Transgender e disforia di genere in un convegno, Tosi: "Serve una risposta legislativa"

Al convegno sulla disforia di genere svoltosi sabato 12 settembre nella sala Marani dell'ospedale di Borgo Trento, era presente anche il sindaco di Verona, che posto la questione in termini legislativi

Sabato 12 settembre si è tenuto al centro Marani, la sala congressi dell'Ospedale Civile Maggiore di Borgo Trento, un convegno dedicato al tema della disforia di genere, organizzato dall'Ame, l’associazione medici endocrinologi, con la collaborazione del circolo Pink di Verona, l'associazione Lgbt che gestisce da 5 anni uno sportello dedicato al sostegno di coloro che intendono affrontare la transizione di genere.

Ad affrontare il tema di coloro che non si sentono appartenere al sesso con il quale sono nati sono stati vari esperti, ma ospite del convegno, per il consueto saluto istituzionale, anche il sindaco di Verona, Flavio Tosi. Come si legge sul Corriere di Verona, il primo cittadino scaligero ha puntato l'attenzione sulla questione normativa: "Spesso in Italia capita che il legislatore non sappia decidere e si vada avanti a colpi di sentenze e di battaglie in tribunale. Serve una risposta definitiva a livello normativo, che tenga conto di quanto dice la scienza.
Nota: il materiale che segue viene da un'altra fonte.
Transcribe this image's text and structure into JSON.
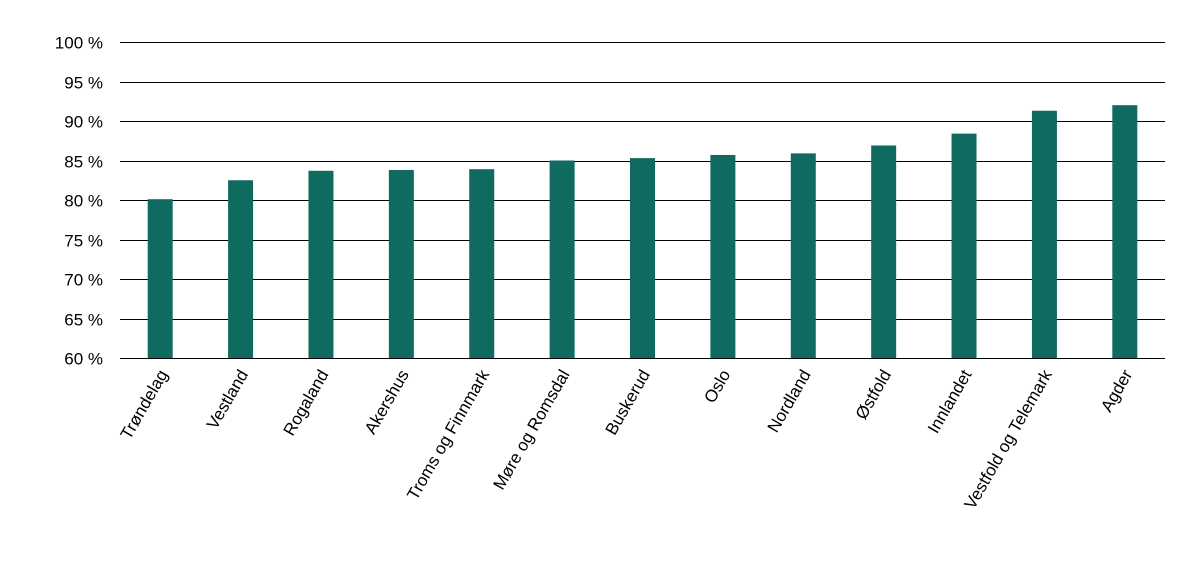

Anche per questo è importante quanto sta facendo l’Azienda ospedaliera". In particolare, Tosi si riferisce alla collaborazione degli ospedali veronesi con il Servizio accoglienza trans del Circolo Pink.
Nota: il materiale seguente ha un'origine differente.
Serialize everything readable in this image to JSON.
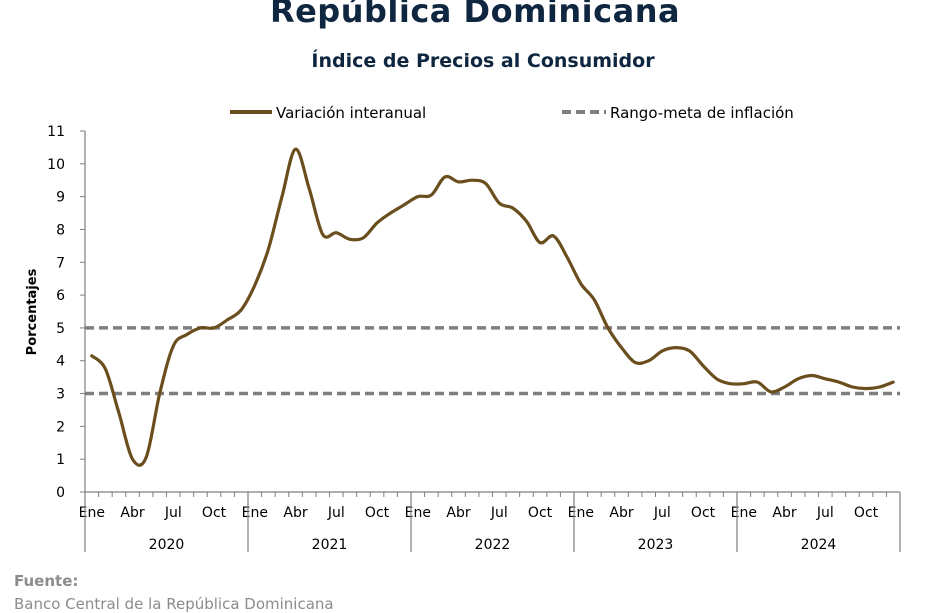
{
  "chart_data": {
    "type": "line",
    "title": "República Dominicana",
    "subtitle": "Índice de Precios al Consumidor",
    "ylabel": "Porcentajes",
    "xlabel": "",
    "ylim": [
      0,
      11
    ],
    "yticks": [
      0,
      1,
      2,
      3,
      4,
      5,
      6,
      7,
      8,
      9,
      10,
      11
    ],
    "grid": false,
    "legend_position": "top",
    "month_tick_labels": [
      "Ene",
      "Abr",
      "Jul",
      "Oct"
    ],
    "years": [
      "2020",
      "2021",
      "2022",
      "2023",
      "2024"
    ],
    "x_start": "2020-01",
    "series": [
      {
        "name": "Variación interanual",
        "color": "#6b4e1e",
        "style": "solid",
        "values": [
          4.15,
          3.75,
          2.4,
          1.0,
          1.05,
          3.0,
          4.45,
          4.8,
          5.0,
          5.0,
          5.25,
          5.55,
          6.3,
          7.4,
          9.0,
          10.45,
          9.25,
          7.85,
          7.9,
          7.7,
          7.75,
          8.2,
          8.5,
          8.75,
          9.0,
          9.05,
          9.6,
          9.45,
          9.5,
          9.4,
          8.8,
          8.65,
          8.25,
          7.6,
          7.8,
          7.15,
          6.35,
          5.85,
          5.0,
          4.4,
          3.95,
          4.0,
          4.3,
          4.4,
          4.3,
          3.85,
          3.45,
          3.3,
          3.3,
          3.35,
          3.05,
          3.2,
          3.45,
          3.55,
          3.45,
          3.35,
          3.2,
          3.15,
          3.2,
          3.35
        ]
      },
      {
        "name": "Rango-meta de inflación",
        "color": "#7f7f7f",
        "style": "dashed",
        "upper": 5,
        "lower": 3
      }
    ]
  },
  "footer": {
    "label": "Fuente:",
    "source": "Banco Central de la República Dominicana"
  }
}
Come spiega sul Corriere l'avvocato esperto della normativa sulla transizione di genere, Giovanni Guercio: "La legge in vigore, la 164 del 1982, è molto restrittiva; è assurdo chiedere una procedura così lunga come il rito ordinario, anche per quanti non hanno famiglia". Così come confermato dal sindaco, il rischio discrezionalità del giudice è dietro l'angolo e alla fine è facile farsi inghiottire dai lunghi iter burocratici.

Sulla questione legislativa, sul Corriere di Verona, si legge anche l'intervento di Roberto Castello, medico dell’Azienda Ospedaliera e tra gli organizzatori del convegno: "Serve una risposta unitaria, cosa che finora non c’è stata. Legalmente si può intervenire solo con la maggiore età, ma l’importante è che ci siano esperti pronti ad ascoltare queste persone. Anche l’ambiente familiare è cambiato molto e c’è più apertura su questi temi".